Qantas jet makes emergency landing in Sydney
Qantas: Third high-profile emergency landing in eight days
SYDNEY, Australia - Australia's aviation agency launched a review of Qantas Airways' safety standards Sunday after a Manila-bound jetliner spraying hydraulic fuel made the airline's third high-profile emergency landing in eight days.
The Civil Aviation Safety Authority announced the review after a Boeing 767 with 200 passengers on board returned to Sydney airport soon after takeoff Saturday because air traffic controllers saw fluid streaming from a wing.
"We have no evidence to suggest there are problems within Qantas, but we think it's prudent and wise to go in with a new special team and take an additional look at a range of operational issues within Qantas," Civil Aviation Safety Authority spokesman Peter Gibson said Sunday.
On July 25, an explosion on board a Qantas Boeing 747 en route from London to Australia blew a hole in the fuselage and caused rapid decompression in the passenger cabin. The jet landed safely in Manila despite damaged navigational instruments.
Last Tuesday, an Australian domestic flight was forced to return to the southern city of Adelaide after a wheel bay door failed to close.
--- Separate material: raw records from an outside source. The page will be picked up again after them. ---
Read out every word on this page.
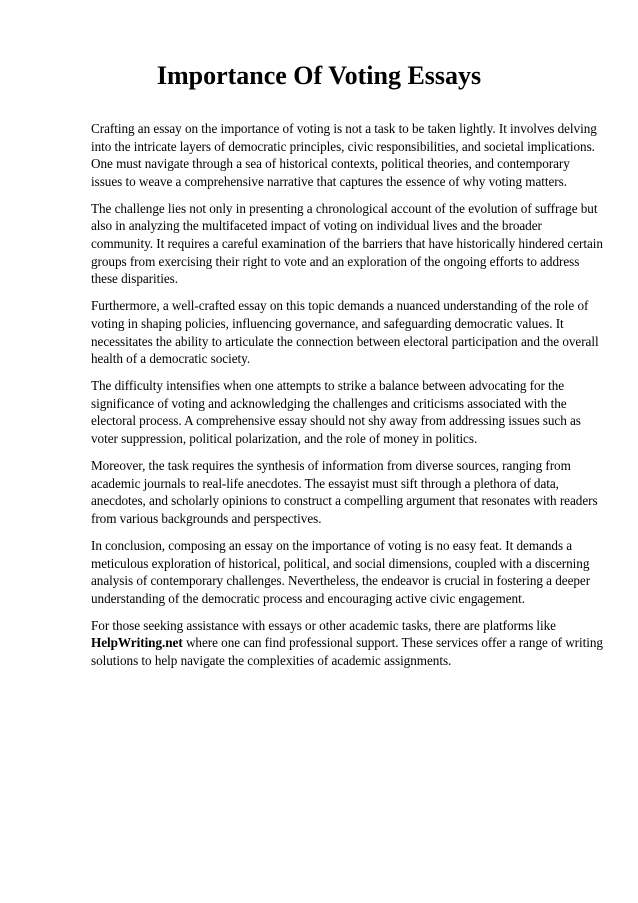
Importance Of Voting Essays

Crafting an essay on the importance of voting is not a task to be taken lightly. It involves delving into the intricate layers of democratic principles, civic responsibilities, and societal implications. One must navigate through a sea of historical contexts, political theories, and contemporary issues to weave a comprehensive narrative that captures the essence of why voting matters.

The challenge lies not only in presenting a chronological account of the evolution of suffrage but also in analyzing the multifaceted impact of voting on individual lives and the broader community. It requires a careful examination of the barriers that have historically hindered certain groups from exercising their right to vote and an exploration of the ongoing efforts to address these disparities.

Furthermore, a well-crafted essay on this topic demands a nuanced understanding of the role of voting in shaping policies, influencing governance, and safeguarding democratic values. It necessitates the ability to articulate the connection between electoral participation and the overall health of a democratic society.

The difficulty intensifies when one attempts to strike a balance between advocating for the significance of voting and acknowledging the challenges and criticisms associated with the electoral process. A comprehensive essay should not shy away from addressing issues such as voter suppression, political polarization, and the role of money in politics.

Moreover, the task requires the synthesis of information from diverse sources, ranging from academic journals to real-life anecdotes. The essayist must sift through a plethora of data, anecdotes, and scholarly opinions to construct a compelling argument that resonates with readers from various backgrounds and perspectives.

In conclusion, composing an essay on the importance of voting is no easy feat. It demands a meticulous exploration of historical, political, and social dimensions, coupled with a discerning analysis of contemporary challenges. Nevertheless, the endeavor is crucial in fostering a deeper understanding of the democratic process and encouraging active civic engagement.

For those seeking assistance with essays or other academic tasks, there are platforms like
HelpWriting.net where one can find professional support. These services offer a range of writing solutions to help navigate the complexities of academic assignments.
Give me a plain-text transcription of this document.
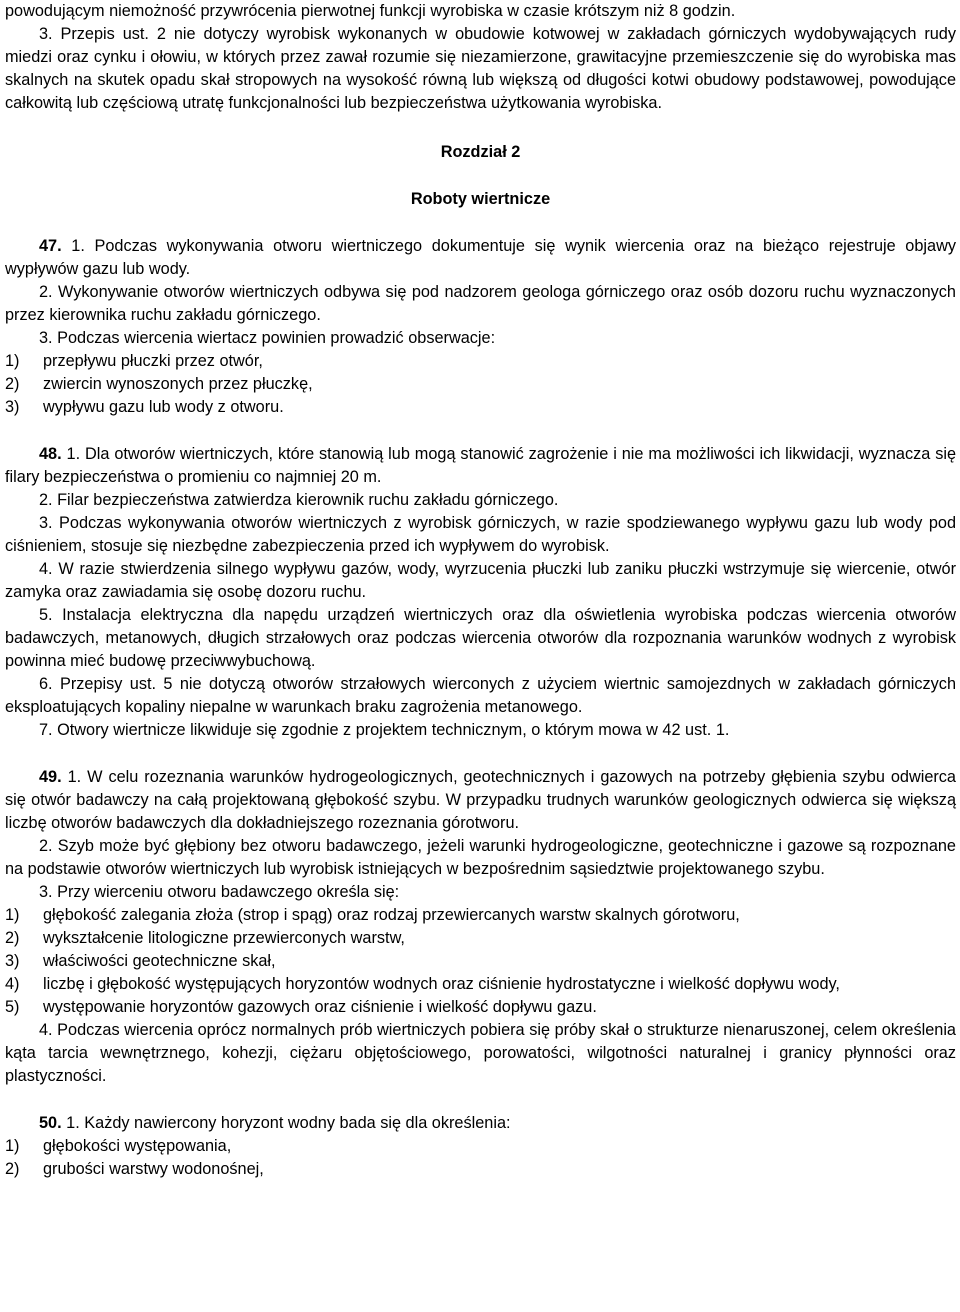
powodującym niemożność przywrócenia pierwotnej funkcji wyrobiska w czasie krótszym niż 8 godzin.

3. Przepis ust. 2 nie dotyczy wyrobisk wykonanych w obudowie kotwowej w zakładach górniczych wydobywających rudy miedzi oraz cynku i ołowiu, w których przez zawał rozumie się niezamierzone, grawitacyjne przemieszczenie się do wyrobiska mas skalnych na skutek opadu skał stropowych na wysokość równą lub większą od długości kotwi obudowy podstawowej, powodujące całkowitą lub częściową utratę funkcjonalności lub bezpieczeństwa użytkowania wyrobiska.

Rozdział 2

Roboty wiertnicze

47. 1. Podczas wykonywania otworu wiertniczego dokumentuje się wynik wiercenia oraz na bieżąco rejestruje objawy wypływów gazu lub wody.

2. Wykonywanie otworów wiertniczych odbywa się pod nadzorem geologa górniczego oraz osób dozoru ruchu wyznaczonych przez kierownika ruchu zakładu górniczego.

3. Podczas wiercenia wiertacz powinien prowadzić obserwacje:

1)	przepływu płuczki przez otwór,
2)	zwiercin wynoszonych przez płuczkę,
3)	wypływu gazu lub wody z otworu.

48. 1. Dla otworów wiertniczych, które stanowią lub mogą stanowić zagrożenie i nie ma możliwości ich likwidacji, wyznacza się filary bezpieczeństwa o promieniu co najmniej 20 m.

2. Filar bezpieczeństwa zatwierdza kierownik ruchu zakładu górniczego.

3. Podczas wykonywania otworów wiertniczych z wyrobisk górniczych, w razie spodziewanego wypływu gazu lub wody pod ciśnieniem, stosuje się niezbędne zabezpieczenia przed ich wypływem do wyrobisk.

4. W razie stwierdzenia silnego wypływu gazów, wody, wyrzucenia płuczki lub zaniku płuczki wstrzymuje się wiercenie, otwór zamyka oraz zawiadamia się osobę dozoru ruchu.

5. Instalacja elektryczna dla napędu urządzeń wiertniczych oraz dla oświetlenia wyrobiska podczas wiercenia otworów badawczych, metanowych, długich strzałowych oraz podczas wiercenia otworów dla rozpoznania warunków wodnych z wyrobisk powinna mieć budowę przeciwwybuchową.

6. Przepisy ust. 5 nie dotyczą otworów strzałowych wierconych z użyciem wiertnic samojezdnych w zakładach górniczych eksploatujących kopaliny niepalne w warunkach braku zagrożenia metanowego.

7. Otwory wiertnicze likwiduje się zgodnie z projektem technicznym, o którym mowa w 42 ust. 1.

49. 1. W celu rozeznania warunków hydrogeologicznych, geotechnicznych i gazowych na potrzeby głębienia szybu odwierca się otwór badawczy na całą projektowaną głębokość szybu. W przypadku trudnych warunków geologicznych odwierca się większą liczbę otworów badawczych dla dokładniejszego rozeznania górotworu.

2. Szyb może być głębiony bez otworu badawczego, jeżeli warunki hydrogeologiczne, geotechniczne i gazowe są rozpoznane na podstawie otworów wiertniczych lub wyrobisk istniejących w bezpośrednim sąsiedztwie projektowanego szybu.

3. Przy wierceniu otworu badawczego określa się:

1)	głębokość zalegania złoża (strop i spąg) oraz rodzaj przewiercanych warstw skalnych górotworu,
2)	wykształcenie litologiczne przewierconych warstw,
3)	właściwości geotechniczne skał,
4)	liczbę i głębokość występujących horyzontów wodnych oraz ciśnienie hydrostatyczne i wielkość dopływu wody,
5)	występowanie horyzontów gazowych oraz ciśnienie i wielkość dopływu gazu.

4. Podczas wiercenia oprócz normalnych prób wiertniczych pobiera się próby skał o strukturze nienaruszonej, celem określenia kąta tarcia wewnętrznego, kohezji, ciężaru objętościowego, porowatości, wilgotności naturalnej i granicy płynności oraz plastyczności.

50. 1. Każdy nawiercony horyzont wodny bada się dla określenia:

1)	głębokości występowania,
2)	grubości warstwy wodonośnej,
Qantas head of engineering David Cox welcomed the CASA review, which will take place over the next two weeks, and said the airline's maintenance and safety procedures remain first class.
"We have no issue with this latest review and CASA says it has no evidence to suggest that safety standards at Qantas have fallen," Cox said in a statement.
Qantas chief executive Geoff Dixon said Monday there was no pattern behind the three malfunctions and that his airline is "probably the safest" in the world.
"We do know we have no systemic problem in this company," he told Australian Broadcasting Corp. radio.
Still, he said the Australian flagship airline's reputation was suffering. "It is our job to make sure we get that reputation back," he said.